Post # 1
Well guys we are getting off to a depressing start…. My FI’s mother pass a few days ago on his birthday. We were in the process of planning an engagement party, but I’m debating calling the entire thing off because he is really having a hard time dealing with the loss of his mother. The engagement party is in September but there’s still a lot of planning that’s left to be done. My sister is the planner(along w/our help) and she said that she if she was in my shoes, she would definitely cancel. She also suggested that we just have a party when we return from our honeymoon since we’ve purchased everything for the party except the food. What do you guys think? I mean, I really don’t care at this point, but I can’t help but feel that later on, I will wonder what I missed out on by not having it. I will never get married for the first time again and the selfish side of me just want the full wedding experience.
Post # 4
I am sorry for your FI’s and your loss.
My suggestion is to postpone it for a few months and then rethink when to have it. Right now, your Fiance needs time to heal and to grieve.
Post # 5
I agree with noritake. You don’t have to cancel it completely…just push it back a few months to give yourselves a little more time if you need it. Have you asked your Fiance what he wants to do? What would his mom want you to do? Do you think she would want the celebration of your engagement to stop cause she isn’t there? It may be that you guys need something to look forward to…and this just might be it.
Post # 6
- Wedding: March 2011 - The Viceroy
I agree with the other posters. Push it back and then see how you feel. I am sorry for your loss, wishing you all the best.
Post # 7
I am so sorry, that is so sad!! I would say push it back, maybe you can have it later. Right now is a time to be there for your Fiance, there is just no room for a “selfish side” when there is the death of a parent. I’m sorry.
Post # 8
I agree with PPs – we never had an engagement party and I never even think of it!

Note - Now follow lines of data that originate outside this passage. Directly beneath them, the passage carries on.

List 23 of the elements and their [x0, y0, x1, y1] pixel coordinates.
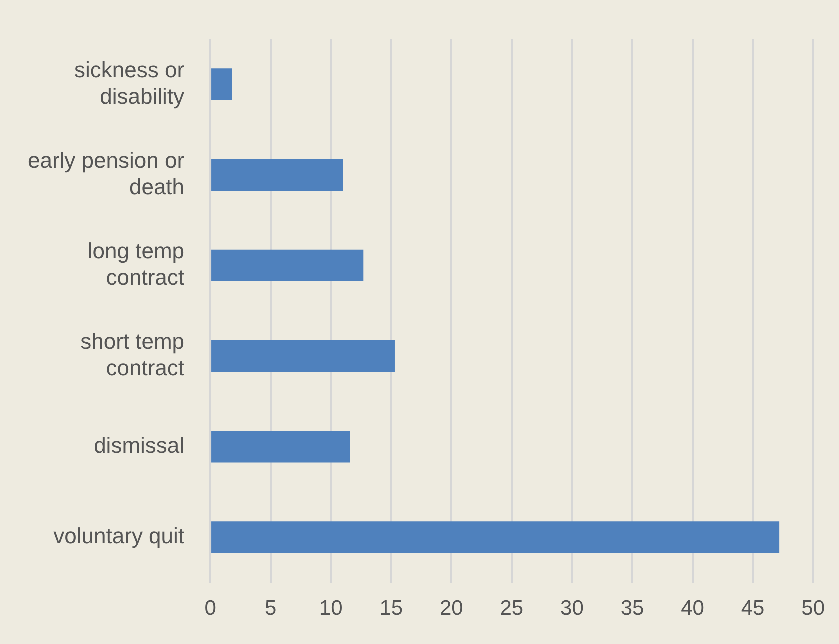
bar [212, 522, 780, 554]
x-tick-label: 40 [681, 597, 704, 620]
x-tick-label: 35 [620, 597, 644, 620]
bar [212, 68, 232, 100]
bar [212, 340, 395, 372]
x-tick-label: 20 [440, 597, 464, 620]
x-tick-label: 15 [380, 597, 404, 620]
x-tick-label: 10 [319, 597, 343, 620]
x-tick-label: 0 [204, 597, 216, 620]
y-tick-label: early pension or death [28, 148, 185, 200]
x-tick-label: 50 [802, 597, 825, 620]
x-tick-label: 30 [560, 597, 584, 620]
y-tick-label: dismissal [94, 432, 185, 458]
y-tick-label: sickness or disability [74, 57, 185, 109]
bar [212, 159, 344, 191]
x-tick-label: 45 [741, 597, 765, 620]
bar [212, 250, 364, 282]
y-tick-label: long temp contract [88, 238, 185, 290]
bar [212, 431, 350, 463]
x-tick-label: 5 [264, 597, 277, 620]
y-tick-label: short temp contract [80, 329, 185, 381]
y-tick-label: voluntary quit [54, 524, 185, 549]
x-tick-label: 25 [500, 597, 524, 620]
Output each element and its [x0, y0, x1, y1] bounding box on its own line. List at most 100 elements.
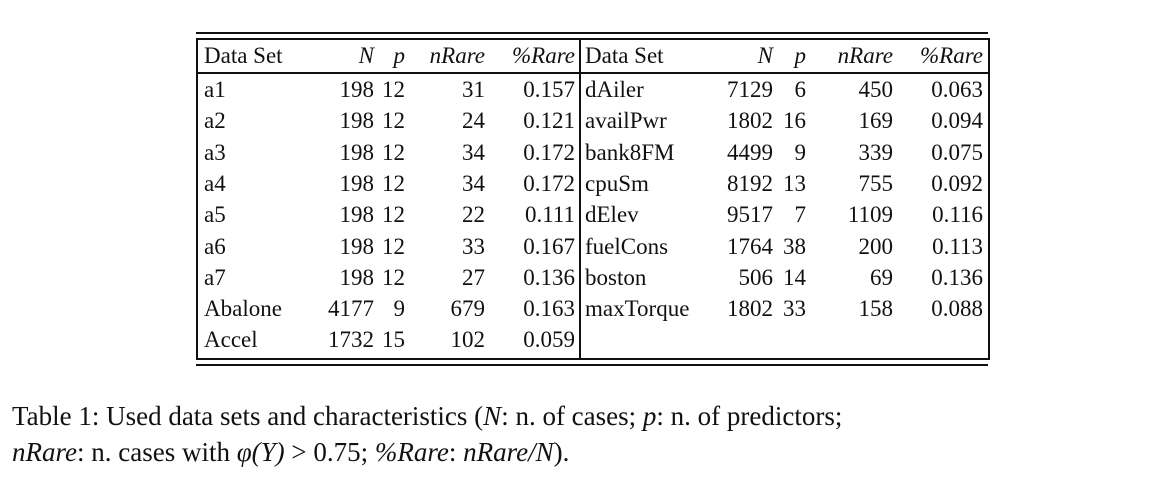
table-cell: 0.113 [932, 233, 983, 259]
table-cell: 0.088 [931, 296, 983, 322]
table-cell: 169 [858, 108, 894, 134]
column-header: p [393, 43, 406, 68]
table-cell: 200 [858, 233, 894, 259]
column-header: N [757, 43, 773, 68]
column-header: Data Set [204, 43, 283, 68]
table-cell: 9517 [727, 202, 773, 228]
table-cell: 4177 [328, 296, 374, 322]
table-caption: Table 1: Used data sets and characterist… [12, 398, 1170, 470]
table-cell: 4499 [727, 139, 773, 165]
caption-math-ratio: nRare/N [463, 437, 554, 467]
column-header: nRare [429, 43, 485, 68]
table-cell: 0.116 [932, 202, 983, 228]
table-row: a7 198 12 27 0.136 [198, 262, 579, 293]
table-cell: 0.163 [523, 296, 575, 322]
table-cell: 22 [462, 202, 485, 228]
table-cell: 198 [339, 264, 375, 290]
caption-label: Table 1: [12, 401, 100, 431]
table-cell: 198 [339, 139, 375, 165]
table-row: a3 198 12 34 0.172 [198, 137, 579, 168]
table-cell: 0.059 [523, 327, 575, 353]
table-cell: 24 [462, 108, 485, 134]
table-row: bank8FM 4499 9 339 0.075 [581, 137, 988, 168]
table-cell: a1 [204, 77, 226, 102]
header-divider [198, 72, 579, 74]
column-header: %Rare [511, 43, 575, 68]
table-cell: 1764 [727, 233, 773, 259]
table-cell: 506 [738, 264, 774, 290]
table-cell: 0.167 [523, 233, 575, 259]
table-cell: 0.111 [524, 202, 575, 228]
table-row: a2 198 12 24 0.121 [198, 105, 579, 136]
table-cell: 16 [783, 108, 806, 134]
table-cell: 6 [794, 77, 807, 102]
table-cell: fuelCons [585, 233, 669, 259]
table-cell: 69 [870, 264, 893, 290]
table-cell: boston [585, 264, 647, 290]
table-cell: 0.092 [931, 170, 983, 196]
caption-math-nrare: nRare [12, 437, 77, 467]
table-row: dElev 9517 7 1109 0.116 [581, 199, 988, 230]
table-cell: 31 [462, 77, 485, 102]
table-row: a6 198 12 33 0.167 [198, 231, 579, 262]
table-cell: 7 [794, 202, 807, 228]
table-cell: 1802 [727, 108, 773, 134]
caption-text: : [448, 437, 464, 467]
table-cell: 9 [794, 139, 807, 165]
table-cell: 0.172 [523, 139, 575, 165]
caption-math-p: p [642, 401, 657, 431]
table-top-rule [196, 32, 988, 34]
column-header: %Rare [919, 43, 983, 68]
table-cell: 450 [858, 77, 894, 102]
table-cell: dElev [585, 202, 639, 228]
table-row: cpuSm 8192 13 755 0.092 [581, 168, 988, 199]
table-row: availPwr 1802 16 169 0.094 [581, 105, 988, 136]
table-cell: a5 [204, 202, 226, 228]
table-cell: 679 [450, 296, 486, 322]
table-cell: 12 [382, 233, 405, 259]
table-cell: 0.094 [931, 108, 983, 134]
table-row: a4 198 12 34 0.172 [198, 168, 579, 199]
table-cell: 0.136 [931, 264, 983, 290]
table-cell: Accel [204, 327, 258, 353]
table-cell: 8192 [727, 170, 773, 196]
table-row: a1 198 12 31 0.157 [198, 74, 579, 105]
table-cell: 12 [382, 108, 405, 134]
table-cell: 198 [339, 108, 375, 134]
table-cell: 0.172 [523, 170, 575, 196]
table-cell: 34 [462, 139, 485, 165]
table-cell: 12 [382, 77, 405, 102]
table-cell: 339 [858, 139, 894, 165]
table-cell: 198 [339, 202, 375, 228]
caption-text: ). [553, 437, 570, 467]
table-cell: maxTorque [585, 296, 690, 322]
caption-text: > 0.75; [284, 437, 375, 467]
table-cell: 0.157 [523, 77, 575, 102]
table-cell: a3 [204, 139, 226, 165]
column-header: nRare [837, 43, 893, 68]
table-cell: 38 [783, 233, 806, 259]
table-row: Accel 1732 15 102 0.059 [198, 324, 579, 355]
column-header: Data Set [585, 43, 664, 68]
column-header: p [794, 43, 807, 68]
caption-text: : n. of predictors; [656, 401, 843, 431]
table-cell: 198 [339, 170, 375, 196]
table-cell: 102 [450, 327, 486, 353]
table-cell: 7129 [727, 77, 773, 102]
table-cell: Abalone [204, 296, 282, 322]
table-cell: 34 [462, 170, 485, 196]
table-row: dAiler 7129 6 450 0.063 [581, 74, 988, 105]
table-cell: 12 [382, 139, 405, 165]
table-row: a5 198 12 22 0.111 [198, 199, 579, 230]
caption-text: Used data sets and characteristics ( [99, 401, 484, 431]
table-cell: bank8FM [585, 139, 675, 165]
table-row: fuelCons 1764 38 200 0.113 [581, 231, 988, 262]
table-cell: 0.063 [931, 77, 983, 102]
table-cell: 9 [393, 296, 406, 322]
table-cell: 1732 [328, 327, 374, 353]
table-cell: a2 [204, 108, 226, 134]
table-cell: 158 [858, 296, 894, 322]
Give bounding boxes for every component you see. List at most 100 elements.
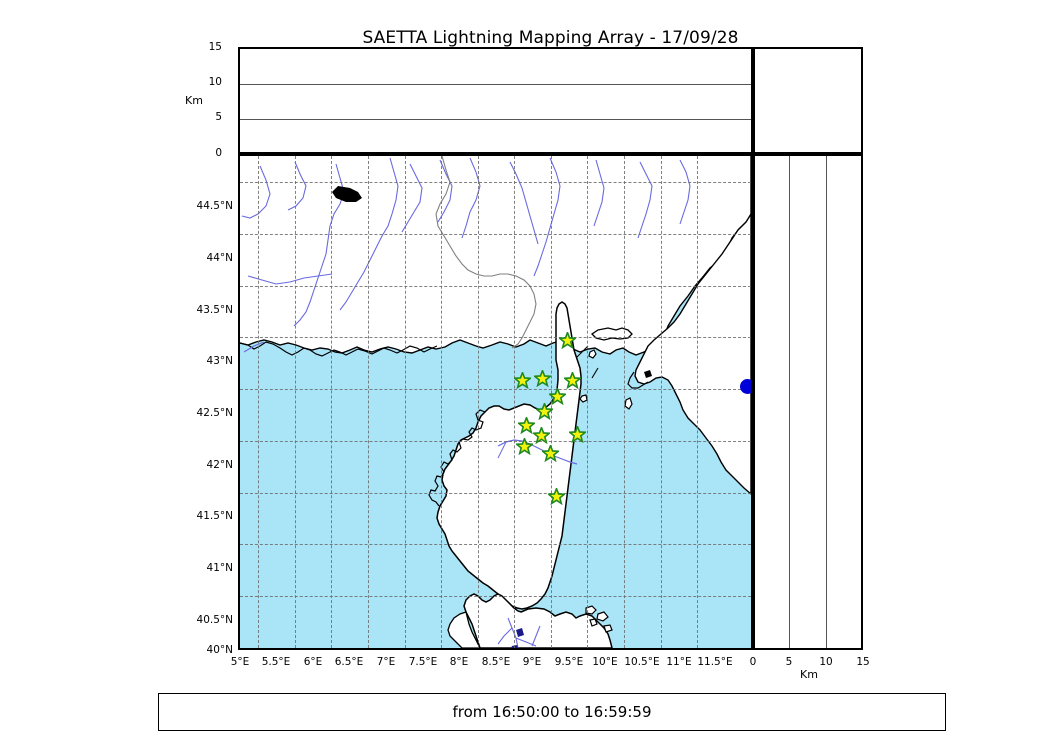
tick-lon-8: 8°E: [449, 656, 469, 668]
map-gridline-lat-43: [240, 337, 751, 339]
map-gridline-lat-42.5: [240, 389, 751, 391]
station-marker[interactable]: [557, 330, 577, 350]
tick-km-15: 15: [856, 656, 870, 668]
panel-map[interactable]: [238, 154, 753, 650]
tick-lat-41.5: 41.5°N: [196, 510, 233, 522]
station-marker[interactable]: [531, 425, 552, 445]
tick-lat-40.5: 40.5°N: [196, 614, 233, 626]
time-range-caption-box[interactable]: from 16:50:00 to 16:59:59: [158, 693, 946, 731]
page-title: SAETTA Lightning Mapping Array - 17/09/2…: [362, 28, 739, 48]
map-canvas[interactable]: [240, 156, 751, 648]
tick-lat-41: 41°N: [206, 562, 233, 574]
station-marker[interactable]: [547, 386, 568, 406]
islet-capraia: [588, 349, 597, 359]
rivers-layer: [241, 157, 691, 353]
river-corsica-branch: [497, 441, 507, 459]
tick-lon-9.5: 9.5°E: [554, 656, 584, 668]
tick-lat-40: 40°N: [206, 644, 233, 656]
coast-sardinia-west: [447, 611, 481, 648]
tick-alt-0: 0: [215, 147, 222, 159]
map-gridline-lat-44: [240, 233, 751, 235]
tick-lon-10: 10°E: [592, 656, 618, 668]
islet-montecristo: [579, 394, 588, 403]
map-gridline-lon-7: [368, 156, 369, 648]
islet-giglio: [644, 370, 652, 378]
tick-lon-5: 5°E: [230, 656, 250, 668]
geography-layer: [240, 156, 751, 648]
tick-lat-42: 42°N: [206, 459, 233, 471]
station-marker[interactable]: [540, 443, 561, 463]
coast-riviera-detail: [240, 341, 438, 357]
map-gridline-lon-8: [441, 156, 443, 648]
marker-layer: [240, 156, 751, 648]
coast-tuscany-detail: [627, 371, 649, 389]
tick-alt-5: 5: [215, 111, 222, 123]
tick-lon-11: 11°E: [666, 656, 692, 668]
tick-lat-43.5: 43.5°N: [196, 304, 233, 316]
tick-lat-43: 43°N: [206, 355, 233, 367]
map-gridline-lon-6: [294, 156, 296, 648]
station-marker[interactable]: [562, 370, 583, 390]
tick-lon-5.5: 5.5°E: [261, 656, 291, 668]
landmass-europe: [240, 156, 751, 356]
tick-lon-6: 6°E: [303, 656, 323, 668]
gridline-alt-5: [240, 119, 751, 120]
tick-lon-7.5: 7.5°E: [408, 656, 438, 668]
map-gridline-lon-10: [587, 156, 589, 648]
map-gridline-lat-41.5: [240, 492, 751, 494]
river-golo: [497, 439, 578, 465]
map-gridline-lat-40.5: [240, 596, 751, 598]
islands-maddalena: [585, 605, 613, 633]
time-range-text: from 16:50:00 to 16:59:59: [452, 703, 652, 721]
tick-lon-9: 9°E: [522, 656, 542, 668]
station-marker[interactable]: [516, 415, 537, 435]
tick-km-10: 10: [819, 656, 833, 668]
tick-alt-15: 15: [208, 41, 222, 53]
station-marker[interactable]: [512, 370, 533, 390]
gridline-km-5: [789, 156, 791, 648]
tick-lon-10.5: 10.5°E: [624, 656, 660, 668]
station-marker[interactable]: [568, 424, 588, 444]
tick-lat-44: 44°N: [206, 252, 233, 264]
station-marker[interactable]: [514, 435, 535, 455]
map-gridline-lon-7.5: [404, 156, 406, 648]
islet-pianosa: [624, 397, 633, 410]
map-gridline-lat-43.5: [240, 285, 751, 287]
tick-lat-42.5: 42.5°N: [196, 407, 233, 419]
axis-label-km-vertical: Km: [185, 94, 203, 107]
panel-altitude-vs-longitude[interactable]: [238, 47, 753, 154]
lightning-source-marker[interactable]: [739, 379, 751, 395]
tick-lon-6.5: 6.5°E: [334, 656, 364, 668]
gridline-km-10: [825, 156, 827, 648]
map-gridline-lon-11.5: [697, 156, 699, 648]
tick-alt-10: 10: [208, 76, 222, 88]
panel-altitude-histogram[interactable]: [753, 47, 863, 154]
station-marker[interactable]: [546, 486, 567, 506]
gridline-alt-10: [240, 84, 751, 85]
station-marker[interactable]: [533, 368, 553, 388]
map-gridline-lon-6.5: [331, 156, 333, 648]
tick-lon-8.5: 8.5°E: [481, 656, 511, 668]
tick-km-0: 0: [749, 656, 757, 668]
map-gridline-lon-8.5: [477, 156, 479, 648]
tick-lon-11.5: 11.5°E: [697, 656, 733, 668]
tick-lat-44.5: 44.5°N: [196, 200, 233, 212]
lake-sardinia-1: [516, 628, 524, 637]
map-gridline-lon-5.5: [258, 156, 260, 648]
coast-corsica-west-detail: [428, 409, 486, 507]
map-gridline-lon-10.5: [624, 156, 625, 648]
map-gridline-lat-41: [240, 544, 751, 546]
island-sardinia: [463, 593, 613, 648]
map-gridline-lat-42: [240, 440, 751, 442]
map-gridline-lon-9: [514, 156, 516, 648]
panel-altitude-vs-latitude[interactable]: [753, 154, 863, 650]
rivers-sardinia: [497, 617, 541, 648]
borders-layer: [435, 156, 537, 349]
tick-lon-7: 7°E: [376, 656, 396, 668]
station-marker[interactable]: [534, 401, 555, 421]
tick-km-5: 5: [785, 656, 793, 668]
map-gridline-lon-11: [660, 156, 662, 648]
map-gridline-lon-9.5: [550, 156, 552, 648]
axis-label-km-horizontal: Km: [800, 668, 818, 681]
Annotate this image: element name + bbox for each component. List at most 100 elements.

The best thing to do for your FI’s sake and his family is to focus on them and their needs and then celebrate when it’s more appropriate. I think the idea of doing something after the honeymoon is a great idea.
Post # 9
Talk to your Fiance and see how he’s feeling. You have plenty of time to still have an engagement party in a couple of months, even if it is not the begining of your engagement, you will still enjoy it!
Post # 10
I never saw the point of them to begin with, that said – I think out of respect this would give the family an opportunity to focus on their greiving instead of celebrating with you two.
Post # 11
I would postpone it. Your wedding isn’t until September 2011, so you still have over a year. Give you FI’s family time to heal. I’d even host it early in 2011, like January or Feb… If you bought stuff already for the party, save it. I think, in the end, your Future In-Laws will appreciate your gesture. It shows you really care about them.
Post # 12
Thanks guys. I think I will probably cancel it and save everything for our return after the honeymoon. I agree with you sweetpea, there’s no time for selfishness when someone is greiving…. I don’t know what I was thinking when I typed that.
Thanks again guys!
Post # 13
wait.. what would you be celebrating after the honeymoon if you had a party?
… you cant really have an engagement party after the honeymoon.
Post # 14
@mandiehoward: is your wedding date correct, or are we missing something else that makes you say it’s September or not until after the honeymoon? I’d say if you’re not getting married until Sept 2011, just push the engagement party back until you feel comfortable, like Jan/Feb.
We never had an engagement party, and I don’t think I really miss it. If you don’t do a full blown party, maybe just have a wedding party get together for everybody to meet eachother when your Fiance feels up to it.
Post # 15
christie, of course we can’t have an engagement party after the wedding, but we can certainly have a party anytime.To answer your question, we can celebrate coming home from our honeymoon, or celebrate just to be celebrating…. I mean do we really have to have a reason? We are having a beach wedding and some of our family and friends will not be able to attend. I think that having a party (once we return from our honeymoon) to celebrate our union with family and friends that couldn’t make it to the wedding sounds like a lot of fun to me. We entertain all the time, so this wouldn’t be anything out of the norm for our family and friends. We don’t necessary need a reason to have a party…. we might even have one this weekend….no real reason, just because. We have a lot of friends and family and there is always somebody having a party or havinga get together or something every weekend. What can I say, we are just happy people and we love being around our family and friends!
SapphireS. I think that’s an excellent idea. We might do something at the cheesecake factory or carrabbas…. that sounds doable and age appropriate for everyone. I’ll just wait until sometime maybe January to even suggest this. We will still have a party once we return though
Oh! And yes the date is correct.
Post # 16
i like your attitude about having a party anytime and celebrating your coming home as husband and wife! Good call. I hope he is doing better 🙁 I’m sorry this happened.